Réflexions d'un expatrié

ou l'Occident et l'Orient dans la ligne de mire !

16 - La Commedia Dell'Arte, reflet de la Renaissance

16 - La Commedia Dell'Arte, reflet de la Renaissance

Alors que le monde s’agrandit au fur et à mesure de découvertes maritimes, tandis que la politique de l’Europe s’organise a une plus vaste échelle, des conceptions nouvelles apparaissent dans le domaine intellectuel et artistique. La chute de l’Empire byzantin 1453 accélère la renaissance culturelle de l’Occident. Des hommes de science byzantins trouvent refuge en Italie apportant leurs idées et manuscrits antiques. Les savants et artistes italiens tirent profit de ce savoir. La pensée humaniste de la Renaissance, née en Italie fin du XIVe siècle, se répand progressivement au-delà des Alpes à l'occasion des invasions par les Rois de France (Charles VIII, Louis XII, François Ier).

Ce courant philosophique place l’humain au centre de l’univers. C’est le renouveau de la pensée néoplatonicienne. Aux dernières limites de l’intelligible, affirme Platon, seul le philosophe peut apercevoir l’idée du bien. “L’idée du bien est le principe de la science et de la vérité”! Les idées sont d’un ordre supérieur -parfait, pur, absolu et éternel- et c’est à l’homme de s’élever vers elles. L’être permet aux idées d’exister, la vérité permet à l’âme de les saisir...

L’effervescence intellectuelle et artistique italienne influence profondément l’Europe occidentale. Nombre de princes fortunés ne manquent pas de faire appel aux services des artistes réputés, tandis qu'une foison d’artistes européens se rendent en Italie y étudier les œuvres découvertes grâce à l'invention de l'imprimerie.
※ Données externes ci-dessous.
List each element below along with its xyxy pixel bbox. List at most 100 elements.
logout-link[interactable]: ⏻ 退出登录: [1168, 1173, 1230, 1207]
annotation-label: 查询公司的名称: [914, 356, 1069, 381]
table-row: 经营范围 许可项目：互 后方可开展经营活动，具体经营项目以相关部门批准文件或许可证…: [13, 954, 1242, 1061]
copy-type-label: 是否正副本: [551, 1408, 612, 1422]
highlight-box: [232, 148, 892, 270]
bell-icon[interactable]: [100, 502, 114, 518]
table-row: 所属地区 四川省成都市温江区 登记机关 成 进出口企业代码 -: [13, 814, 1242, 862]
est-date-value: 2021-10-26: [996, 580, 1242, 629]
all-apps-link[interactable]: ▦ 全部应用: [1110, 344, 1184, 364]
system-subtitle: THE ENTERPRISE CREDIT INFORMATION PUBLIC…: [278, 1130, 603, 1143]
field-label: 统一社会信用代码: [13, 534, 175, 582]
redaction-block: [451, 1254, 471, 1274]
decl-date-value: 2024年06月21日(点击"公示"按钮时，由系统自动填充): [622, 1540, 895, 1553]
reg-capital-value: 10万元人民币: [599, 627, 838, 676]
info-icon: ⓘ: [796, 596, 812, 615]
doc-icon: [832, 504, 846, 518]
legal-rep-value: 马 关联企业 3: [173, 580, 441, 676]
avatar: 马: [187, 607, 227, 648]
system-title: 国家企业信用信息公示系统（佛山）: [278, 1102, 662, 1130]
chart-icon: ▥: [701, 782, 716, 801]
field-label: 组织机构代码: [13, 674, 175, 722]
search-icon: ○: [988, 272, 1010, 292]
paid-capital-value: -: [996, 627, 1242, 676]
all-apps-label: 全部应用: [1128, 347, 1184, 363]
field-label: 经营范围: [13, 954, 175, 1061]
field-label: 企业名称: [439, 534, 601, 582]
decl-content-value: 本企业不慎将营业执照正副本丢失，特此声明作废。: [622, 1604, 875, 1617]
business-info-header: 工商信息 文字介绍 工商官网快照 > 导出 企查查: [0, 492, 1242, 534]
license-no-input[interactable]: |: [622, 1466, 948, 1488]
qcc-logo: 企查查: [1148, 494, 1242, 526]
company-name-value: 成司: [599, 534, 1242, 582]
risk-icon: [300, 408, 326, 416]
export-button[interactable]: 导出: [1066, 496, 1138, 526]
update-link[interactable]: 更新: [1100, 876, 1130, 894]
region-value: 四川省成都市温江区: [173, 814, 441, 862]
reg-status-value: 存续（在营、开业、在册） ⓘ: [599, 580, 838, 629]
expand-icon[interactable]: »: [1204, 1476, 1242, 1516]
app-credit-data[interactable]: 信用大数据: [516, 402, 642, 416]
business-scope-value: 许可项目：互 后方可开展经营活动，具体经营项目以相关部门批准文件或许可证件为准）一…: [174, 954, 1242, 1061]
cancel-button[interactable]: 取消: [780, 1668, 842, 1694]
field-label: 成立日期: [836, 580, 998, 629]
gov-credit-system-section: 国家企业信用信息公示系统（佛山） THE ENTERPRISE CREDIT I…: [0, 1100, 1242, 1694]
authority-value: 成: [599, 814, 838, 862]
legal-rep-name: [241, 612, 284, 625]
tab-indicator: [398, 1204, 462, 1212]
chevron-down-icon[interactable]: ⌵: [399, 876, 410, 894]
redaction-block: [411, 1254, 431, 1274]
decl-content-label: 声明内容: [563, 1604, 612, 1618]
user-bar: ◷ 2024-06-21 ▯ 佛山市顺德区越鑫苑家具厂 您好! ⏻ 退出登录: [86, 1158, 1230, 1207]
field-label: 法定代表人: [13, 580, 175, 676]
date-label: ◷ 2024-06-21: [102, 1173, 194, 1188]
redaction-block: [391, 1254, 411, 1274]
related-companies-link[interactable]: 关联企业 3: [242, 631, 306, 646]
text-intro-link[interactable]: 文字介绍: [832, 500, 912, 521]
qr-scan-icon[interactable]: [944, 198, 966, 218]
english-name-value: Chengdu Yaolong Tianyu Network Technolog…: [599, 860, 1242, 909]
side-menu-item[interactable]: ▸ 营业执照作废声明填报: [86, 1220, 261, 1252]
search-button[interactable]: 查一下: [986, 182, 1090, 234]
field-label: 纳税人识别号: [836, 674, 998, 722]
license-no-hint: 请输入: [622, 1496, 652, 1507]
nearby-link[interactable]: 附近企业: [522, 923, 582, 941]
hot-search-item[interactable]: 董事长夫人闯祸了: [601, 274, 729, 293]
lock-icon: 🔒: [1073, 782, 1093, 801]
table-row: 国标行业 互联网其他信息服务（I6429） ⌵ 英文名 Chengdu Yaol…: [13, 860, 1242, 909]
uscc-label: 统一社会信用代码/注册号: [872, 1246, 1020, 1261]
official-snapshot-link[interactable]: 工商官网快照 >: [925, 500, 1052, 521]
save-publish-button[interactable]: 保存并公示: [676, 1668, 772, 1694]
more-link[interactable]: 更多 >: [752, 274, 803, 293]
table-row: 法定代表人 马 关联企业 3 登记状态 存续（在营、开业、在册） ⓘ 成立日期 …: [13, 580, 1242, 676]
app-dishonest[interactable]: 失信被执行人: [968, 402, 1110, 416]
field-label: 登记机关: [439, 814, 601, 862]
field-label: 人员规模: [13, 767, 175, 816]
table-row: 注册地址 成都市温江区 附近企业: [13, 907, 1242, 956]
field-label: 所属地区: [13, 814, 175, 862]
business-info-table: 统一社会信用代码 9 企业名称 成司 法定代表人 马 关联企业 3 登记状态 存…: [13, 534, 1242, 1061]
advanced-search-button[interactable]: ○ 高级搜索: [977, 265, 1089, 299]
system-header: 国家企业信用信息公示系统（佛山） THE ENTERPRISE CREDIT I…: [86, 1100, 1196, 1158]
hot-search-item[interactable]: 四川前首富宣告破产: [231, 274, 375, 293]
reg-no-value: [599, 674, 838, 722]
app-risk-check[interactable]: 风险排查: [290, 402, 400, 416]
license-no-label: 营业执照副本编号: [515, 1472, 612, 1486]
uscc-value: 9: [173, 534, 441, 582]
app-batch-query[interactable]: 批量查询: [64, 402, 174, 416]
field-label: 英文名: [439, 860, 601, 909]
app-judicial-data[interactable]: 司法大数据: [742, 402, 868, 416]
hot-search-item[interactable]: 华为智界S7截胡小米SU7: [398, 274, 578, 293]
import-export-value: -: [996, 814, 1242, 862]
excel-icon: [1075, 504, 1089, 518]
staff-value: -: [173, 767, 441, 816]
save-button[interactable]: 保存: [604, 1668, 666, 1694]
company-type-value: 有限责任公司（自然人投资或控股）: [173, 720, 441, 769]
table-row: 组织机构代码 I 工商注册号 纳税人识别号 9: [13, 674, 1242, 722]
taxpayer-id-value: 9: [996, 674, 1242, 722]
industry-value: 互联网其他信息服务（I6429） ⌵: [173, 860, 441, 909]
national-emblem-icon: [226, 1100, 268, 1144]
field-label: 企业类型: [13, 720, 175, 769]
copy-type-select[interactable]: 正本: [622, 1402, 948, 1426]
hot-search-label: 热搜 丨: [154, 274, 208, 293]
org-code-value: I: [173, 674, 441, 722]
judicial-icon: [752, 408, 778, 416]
On relit les textes de la littérature antique qui abordent les valeurs humaines et intellectuelles. Un courant humaniste naît. Alors que Dieu était au cœur de la pensée médiévale, la Renaissance place l'homme au centre de ses préoccupations.

On s’interroge sur le monde qui l’entoure. Passionnés par l'Antiquité, les humanistes apprennent les langues pour traduire les textes anciens. La crème de la crème des artistes allemands, français, flamands et espagnols suivent ce chemin des idées innovatrices pour les siècles à venir. Un exemple en est Albrecht Dürer, influencé par Mantegna avant même de se rendre en Italie, où les grands maîtres Tintoret et Titien lui apprennent la finesse du dessin et de la coloration.Même les plus hautes sphères de la société régnante sont prises dans ce courant. François Ier -Père des Lettres et des Arts- est un amoureux inconditionnel de l'Italie et de son art.

Grand mécène, il collectionne statues, manuscrits anciens, miniatures, tapisseries, tableaux. Il réalise ses projets architecturaux en embellissant le château de sa jeunesse, le Château Royal d'Amboise selon le “goût italien”; en ajoutant au Château de Blois l'aile Renaissance et son fameux escalier; et surtout, en construisant le Château de Chambord ex nihilo, au milieu de nulle part, son “rendez-vous de chasse idéal”, ce fleuron de la Renaissance française, et croqué par nul autre que Leonardo da Vinci, son “padre”, comme il appelle avec respect le vieux maître!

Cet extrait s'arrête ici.